Passovoy Factor Defect
Description
The Passovoy factor defect was originally described as an autosomal dominant bleeding disorder characterized by a prolonged activated partial thromboplastin time (APTT) (Hougie et al., 1975). However, further characterization of supposedly affected individuals has identified other causes for the prolonged APTT, thus casting doubt on the existence of the Passovoy factor defect as a distinct entity (Foster et al., 1992; Hayani et al., 1996).
Clinical FeaturesHougie et al. (1975) described the Passovoy family in which 5 sibs and the paternal grandmother had easy bruising and a moderate bleeding diathesis. Laboratory studies showed prolonged partial thromboplastin times and normal levels of all known clotting factors. Male-to-male transmission was noted.
Hougie et al. (1978) provided further analysis of the Passovoy family and presented probands from 4 additional unrelated families with a similar disorder. Bleeding episodes included menorrhagia and excessive bleeding after surgery and minor cuts. All affected individuals had prolonged partial thromboplastin times and normal levels of all known clotting factors. In all cases, admixture of normal plasma corrected the defect, suggesting that no inhibitor was present. However, mixing of plasma among the patients did not correct the defect. Hougie et al. (1975) suggested that the defect was related to the intrinsic coagulation pathway.
Joist (1978) gave reasons to doubt the existence of the Passovoy factor. In a response to Joist (1978), Hougie (1978) noted that the patients in their study (Hougie et al., 1978) had at least 2 determinations of the APTT using different techniques. In addition, platelet function studies were normal, and factor VIII (F8; 300841) and factor VIII-related antigen (VWF; 613160) were normal, thus excluding von Willebrand disease (VWD; 193400).

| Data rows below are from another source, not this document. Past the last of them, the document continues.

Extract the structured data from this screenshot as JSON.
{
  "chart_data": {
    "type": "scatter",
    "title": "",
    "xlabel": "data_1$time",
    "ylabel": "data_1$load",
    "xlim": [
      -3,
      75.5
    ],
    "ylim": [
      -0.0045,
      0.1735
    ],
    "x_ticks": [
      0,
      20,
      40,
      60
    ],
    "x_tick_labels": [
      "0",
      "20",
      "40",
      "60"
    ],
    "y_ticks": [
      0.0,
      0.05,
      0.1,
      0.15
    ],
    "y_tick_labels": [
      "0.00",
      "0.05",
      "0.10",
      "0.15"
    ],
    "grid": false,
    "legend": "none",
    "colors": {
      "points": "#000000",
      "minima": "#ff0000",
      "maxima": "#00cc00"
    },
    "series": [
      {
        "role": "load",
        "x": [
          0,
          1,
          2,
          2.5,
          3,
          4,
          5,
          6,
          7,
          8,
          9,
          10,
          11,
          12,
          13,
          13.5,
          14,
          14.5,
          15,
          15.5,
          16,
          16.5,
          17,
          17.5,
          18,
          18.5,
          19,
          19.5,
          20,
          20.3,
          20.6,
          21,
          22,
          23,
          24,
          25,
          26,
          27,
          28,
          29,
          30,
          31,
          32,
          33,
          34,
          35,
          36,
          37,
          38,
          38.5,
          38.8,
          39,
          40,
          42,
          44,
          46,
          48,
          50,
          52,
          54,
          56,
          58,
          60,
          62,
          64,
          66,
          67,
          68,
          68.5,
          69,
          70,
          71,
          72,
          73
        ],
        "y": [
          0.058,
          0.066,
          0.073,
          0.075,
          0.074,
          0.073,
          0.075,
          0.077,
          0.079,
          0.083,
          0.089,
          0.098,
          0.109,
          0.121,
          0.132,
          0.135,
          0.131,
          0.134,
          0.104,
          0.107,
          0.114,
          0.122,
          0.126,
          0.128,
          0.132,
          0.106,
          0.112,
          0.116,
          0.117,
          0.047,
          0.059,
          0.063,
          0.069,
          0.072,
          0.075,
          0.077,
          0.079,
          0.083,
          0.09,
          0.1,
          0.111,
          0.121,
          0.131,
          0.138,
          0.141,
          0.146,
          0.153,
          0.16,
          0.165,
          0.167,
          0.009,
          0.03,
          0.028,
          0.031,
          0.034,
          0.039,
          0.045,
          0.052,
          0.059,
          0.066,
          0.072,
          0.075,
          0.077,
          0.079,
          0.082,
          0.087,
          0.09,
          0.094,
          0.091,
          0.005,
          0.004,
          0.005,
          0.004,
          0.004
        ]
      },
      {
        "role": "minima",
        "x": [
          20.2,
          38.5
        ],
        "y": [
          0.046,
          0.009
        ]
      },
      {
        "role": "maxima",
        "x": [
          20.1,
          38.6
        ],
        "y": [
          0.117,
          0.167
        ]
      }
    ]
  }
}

Ratnoff (1990) studied 'Passovoy plasma' and found that the titer of Hageman factor (F12; 610619) was 44% of the normal standard in his laboratory. He stated, furthermore, that an otherwise unexplained prolongation of the partial thromboplastin time such as was present in these cases, i.e., in asymptomatic individuals, is most often due to heterozygosity for Hageman trait (see 234000).
Castaman et al. (1992) described a 28-year-old man who appeared to have the Passovoy defect. He presented with recurrent bleeding and hematoma after localized surgery, and had a history of gingival bleeding after a dental procedure. Laboratory studies showed consistently prolonged APTT, which was not corrected after mixing with Passovoy-deficient plasma. The addition of as little as 10% normal plasma was sufficient to correct the APTT. There was no family history of the disorder and both parents had normal clinical and laboratory findings, suggesting a recessive trait.
There is only 1 commercially available Passovoy-deficient plasma pool available for diagnosis of the disorder, which is obtained from the proband described in the original report by Hougie et al. (1975). Foster et al. (1992) found multiple coagulation factor abnormalities among 3 different lots of Passovoy-deficient plasma, including low factor VIII, presence of the lupus anticoagulant and anticardiolipin Ig antibodies, and prolonged thrombin time. In particular, all 3 lots had low factor XII. Foster et al. (1992) noted that these defects could potentially contribute to a prolonged APTT. Moreover, as no specific protein had been identified as the Passovoy factor, these results called into question whether the Passovoy defect is truly an established entity.
Hayani et al. (1996) studied blood isolated from 13 children with a diagnosis of Passovoy defect based on a prolonged APTT that corrected with normal plasma but not with Passovoy trait plasma. Five patients had bleeding manifestations, consistent with the diagnosis, and 8 were asymptomatic. Six patients were found to have von Willebrand disease (see 193400, 613554, and 277480), 1 had low factor XII, and 1 had lupus anticoagulant. Testing of the Passovoy trait plasma lot showed low factor VIII and presence of the lupus anticoagulant. Thus, none of the 13 patients had Passovoy defect since they either had another coagulation defect or did not have bleeding manifestations. Hayani et al. (1996) concluded that caution must be taken in diagnosing patients with Passovoy defect by mixing studies, and even questioned whether the defect actually exists.